OpenCL Optimization

Sometimes the best optimization strategies are the simplest ones. Over-engineering your GPU code can be detrimental to raw performance

OpenCL is one of the tools that allow software developers to unlock the full computational power of Graphics Cards.
It is designed from the ground up to exploit the parallel architecture of GPUs, a feature that is paramount to make neural networks converge within reasonable timeframes.
However extracting the best performance out of OpenCL code can be difficult.
In this article we give some basic tips that are often overlooked when writing parallel code.
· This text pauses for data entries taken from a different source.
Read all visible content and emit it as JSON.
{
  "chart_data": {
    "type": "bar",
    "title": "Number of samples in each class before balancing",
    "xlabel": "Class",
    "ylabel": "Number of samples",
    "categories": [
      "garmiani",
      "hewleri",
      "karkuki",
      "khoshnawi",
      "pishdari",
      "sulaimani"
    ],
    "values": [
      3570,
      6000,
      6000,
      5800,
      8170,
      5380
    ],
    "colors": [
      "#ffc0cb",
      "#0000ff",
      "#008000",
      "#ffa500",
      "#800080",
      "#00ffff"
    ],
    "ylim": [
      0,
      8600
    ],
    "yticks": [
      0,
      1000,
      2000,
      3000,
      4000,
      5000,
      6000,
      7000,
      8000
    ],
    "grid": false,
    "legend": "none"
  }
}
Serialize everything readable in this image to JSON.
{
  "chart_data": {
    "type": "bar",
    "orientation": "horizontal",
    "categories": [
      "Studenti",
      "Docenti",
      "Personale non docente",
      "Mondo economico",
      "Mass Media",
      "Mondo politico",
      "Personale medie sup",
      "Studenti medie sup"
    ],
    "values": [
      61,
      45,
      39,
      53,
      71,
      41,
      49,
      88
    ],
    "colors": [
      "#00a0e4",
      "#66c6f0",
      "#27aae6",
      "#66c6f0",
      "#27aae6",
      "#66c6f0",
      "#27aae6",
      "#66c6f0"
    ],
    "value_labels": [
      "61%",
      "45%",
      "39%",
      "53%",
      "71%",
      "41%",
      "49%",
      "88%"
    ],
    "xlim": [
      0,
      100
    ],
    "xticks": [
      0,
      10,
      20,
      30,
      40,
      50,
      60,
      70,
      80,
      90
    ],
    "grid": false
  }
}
Benchmarking a simple "fill" function

One of the very basic first task that needs to be performed with OpenCL is to load data into the GPU.
Our task here will be to fill a table of 10,000 rows and 10,000 columns with the exact same value.
In non-parallel, sequential code, this would be realized with a loop such as :

void fill_with_cpu_naive(float* table, const float value) {
    const cl_uint nb_cols = 10000;
    for (cl_uint row=0; row<10000; ++row) {
        for (cl_uint col=0; col<10000; ++col) {
            cl_ulong position = row * nb_cols + col;
            table[position] = value;

For this benchmark, we call this function 10 times in a loop on a Core-i5 4250U CPU running under Windows 10.
In order to keep this test meaningful for the purpose of comparing sequential code vs parallel code, we disable C++ compiler optimizations.
The total execution time is 4.404 seconds.
Now let's look at what the GPU is able to do.

2D kernels vs. 1D kernels

Our table is a 2-dimensional array of 10,000 rows and 10,000 columns, so the natural inclination is to write a 2D-kernel that will scan all the table entries across rows and columns.
As we will show in a minute, this is a typical mistake.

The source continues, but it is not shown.